Вино было сладкое, густо-красное.
— Я не знал, что ты... Давно?
— Грех юности. — Дезаре поднял палитру, взвесил на ладони, осторожно положил на стол. — Два года учился Париже, в мастерской забытого ныне Марлона. Заказанные мне портреты имели спрос, а на то, что я делал по зову души, никто не обращал сколько-нибудь серьезного внимания. И я вскоре разочаровался в живописи, поступил в политехнический. Говорят, из меня получился неплохой электрик. Ваш Днепрогэс открыл мне глаза. Вернувшись домой, я вступил в партию. Служил на «Шато де Серен». Надо отдать должное этой компании, она умела ценить специалистов.

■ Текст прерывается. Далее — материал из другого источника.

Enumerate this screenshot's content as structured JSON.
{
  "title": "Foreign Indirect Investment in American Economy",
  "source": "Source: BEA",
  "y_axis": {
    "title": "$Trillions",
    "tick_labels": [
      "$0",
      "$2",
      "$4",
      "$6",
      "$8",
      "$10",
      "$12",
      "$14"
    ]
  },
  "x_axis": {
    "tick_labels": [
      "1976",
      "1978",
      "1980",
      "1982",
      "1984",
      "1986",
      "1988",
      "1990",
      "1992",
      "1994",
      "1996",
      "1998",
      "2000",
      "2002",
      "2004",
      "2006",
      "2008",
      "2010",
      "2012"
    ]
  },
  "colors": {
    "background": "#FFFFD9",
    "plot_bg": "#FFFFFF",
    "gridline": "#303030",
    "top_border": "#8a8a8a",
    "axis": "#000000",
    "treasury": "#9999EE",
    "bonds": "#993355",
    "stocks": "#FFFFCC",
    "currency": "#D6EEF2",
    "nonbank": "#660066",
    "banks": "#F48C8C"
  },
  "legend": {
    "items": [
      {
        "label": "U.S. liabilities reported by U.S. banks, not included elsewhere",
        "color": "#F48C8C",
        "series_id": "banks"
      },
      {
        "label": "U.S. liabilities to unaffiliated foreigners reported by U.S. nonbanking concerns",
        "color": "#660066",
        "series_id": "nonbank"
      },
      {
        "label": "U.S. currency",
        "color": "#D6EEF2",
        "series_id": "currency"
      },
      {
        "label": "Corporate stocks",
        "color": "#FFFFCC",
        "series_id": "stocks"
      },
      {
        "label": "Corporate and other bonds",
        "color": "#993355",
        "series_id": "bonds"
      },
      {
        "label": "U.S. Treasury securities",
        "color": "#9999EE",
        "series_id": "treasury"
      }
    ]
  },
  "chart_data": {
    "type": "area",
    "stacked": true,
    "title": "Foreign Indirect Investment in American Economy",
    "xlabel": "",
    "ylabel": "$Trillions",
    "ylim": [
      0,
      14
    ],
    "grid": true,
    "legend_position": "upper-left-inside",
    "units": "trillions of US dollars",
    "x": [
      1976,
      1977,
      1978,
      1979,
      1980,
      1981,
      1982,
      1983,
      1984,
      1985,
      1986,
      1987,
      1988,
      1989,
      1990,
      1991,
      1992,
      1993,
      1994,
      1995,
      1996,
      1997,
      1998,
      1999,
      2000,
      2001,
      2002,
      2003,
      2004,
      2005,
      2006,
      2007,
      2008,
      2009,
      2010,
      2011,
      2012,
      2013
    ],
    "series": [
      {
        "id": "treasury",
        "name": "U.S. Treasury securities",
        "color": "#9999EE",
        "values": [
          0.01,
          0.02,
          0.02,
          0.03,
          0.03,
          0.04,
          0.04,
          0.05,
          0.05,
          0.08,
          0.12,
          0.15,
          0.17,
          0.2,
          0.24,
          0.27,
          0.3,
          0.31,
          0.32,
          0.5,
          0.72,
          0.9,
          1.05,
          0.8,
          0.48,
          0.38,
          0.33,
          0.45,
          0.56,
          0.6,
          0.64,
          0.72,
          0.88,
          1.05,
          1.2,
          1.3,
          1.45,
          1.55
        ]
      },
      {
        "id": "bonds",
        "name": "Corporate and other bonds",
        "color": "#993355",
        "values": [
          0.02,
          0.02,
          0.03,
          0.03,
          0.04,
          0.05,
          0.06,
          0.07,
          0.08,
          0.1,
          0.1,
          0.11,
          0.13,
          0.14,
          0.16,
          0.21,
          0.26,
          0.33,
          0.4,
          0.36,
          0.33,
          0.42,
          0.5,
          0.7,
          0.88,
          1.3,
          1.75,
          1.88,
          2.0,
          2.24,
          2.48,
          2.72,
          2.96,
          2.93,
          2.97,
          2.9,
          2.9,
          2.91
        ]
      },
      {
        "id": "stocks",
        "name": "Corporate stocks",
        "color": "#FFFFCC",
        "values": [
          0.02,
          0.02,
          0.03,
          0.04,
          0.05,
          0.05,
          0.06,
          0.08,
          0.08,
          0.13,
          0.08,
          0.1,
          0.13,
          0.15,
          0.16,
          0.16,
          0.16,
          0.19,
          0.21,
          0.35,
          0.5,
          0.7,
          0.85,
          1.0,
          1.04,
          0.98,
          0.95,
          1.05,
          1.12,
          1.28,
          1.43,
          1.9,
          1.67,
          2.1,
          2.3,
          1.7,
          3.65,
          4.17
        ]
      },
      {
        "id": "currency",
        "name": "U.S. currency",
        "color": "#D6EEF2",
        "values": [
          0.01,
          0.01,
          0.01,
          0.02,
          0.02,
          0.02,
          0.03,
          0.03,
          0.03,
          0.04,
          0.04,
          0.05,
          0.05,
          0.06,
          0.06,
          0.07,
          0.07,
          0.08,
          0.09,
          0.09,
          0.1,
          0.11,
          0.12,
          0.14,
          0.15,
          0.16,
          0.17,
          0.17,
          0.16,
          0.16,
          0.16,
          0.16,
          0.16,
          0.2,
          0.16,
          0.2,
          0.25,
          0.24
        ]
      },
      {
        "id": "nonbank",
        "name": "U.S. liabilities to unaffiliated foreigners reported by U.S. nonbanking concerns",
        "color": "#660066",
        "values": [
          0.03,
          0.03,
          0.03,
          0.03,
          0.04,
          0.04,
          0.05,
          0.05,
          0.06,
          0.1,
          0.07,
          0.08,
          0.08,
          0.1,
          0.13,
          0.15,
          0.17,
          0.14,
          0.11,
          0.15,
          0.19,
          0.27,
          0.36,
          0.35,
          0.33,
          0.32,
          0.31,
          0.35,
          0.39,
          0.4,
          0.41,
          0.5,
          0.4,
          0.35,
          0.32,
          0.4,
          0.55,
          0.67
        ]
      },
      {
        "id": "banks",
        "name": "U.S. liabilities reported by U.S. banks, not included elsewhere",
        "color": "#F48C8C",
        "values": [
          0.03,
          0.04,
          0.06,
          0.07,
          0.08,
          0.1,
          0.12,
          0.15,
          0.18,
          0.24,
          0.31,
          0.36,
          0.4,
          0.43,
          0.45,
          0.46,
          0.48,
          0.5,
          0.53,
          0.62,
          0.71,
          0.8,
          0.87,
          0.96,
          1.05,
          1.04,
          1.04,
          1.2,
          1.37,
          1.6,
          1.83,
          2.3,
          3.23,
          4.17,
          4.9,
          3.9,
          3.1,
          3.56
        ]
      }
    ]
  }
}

— А ты, неблагодарный, стал лесником.
— Напрасная ирония. Конечно, я совершил ошибку, и в ЦК мне указали на это недвусмысленно. Ведь на заводе тоже нужны наши люди. Но у меня не было сил работать на немцев. А тут подвернулось лесничество. Кроме того, — Дезаре лукаво повел глазами, — я знал, что мне предстоит спасти одного беглеца...
— Теперь же, когда эта благородная миссия выполнена, — подхватил я, — тебе полагалось бы возвратиться в Серен, но...
— Но Эдгара[11] не уговоришь, — хмуро заключил Дезаре и на мгновение умолк. — В твоем присутствии я становлюсь слишком болтливым. Между прочим, отец рад, что я лесник. Он из тех, кого не коснулась урбанизация. Человек слишком отдалился от в его кредо в оценке современности.
— Эжени родила двойнят, — сказал я.
Дезаре засмеялся:
— Еще один сюрприз малышки Эжени. От нее всегда приходится ждать неожиданностей. Два года за нею увивался адвокат из Вервье. А когда уже все, и в первую очередь сам адвокат, были убеждены, что дело идет к свадьбе, она выскочила за Симона.
11
Эдгар Лальман — один из руководителей Бельгийской коммунистической партии.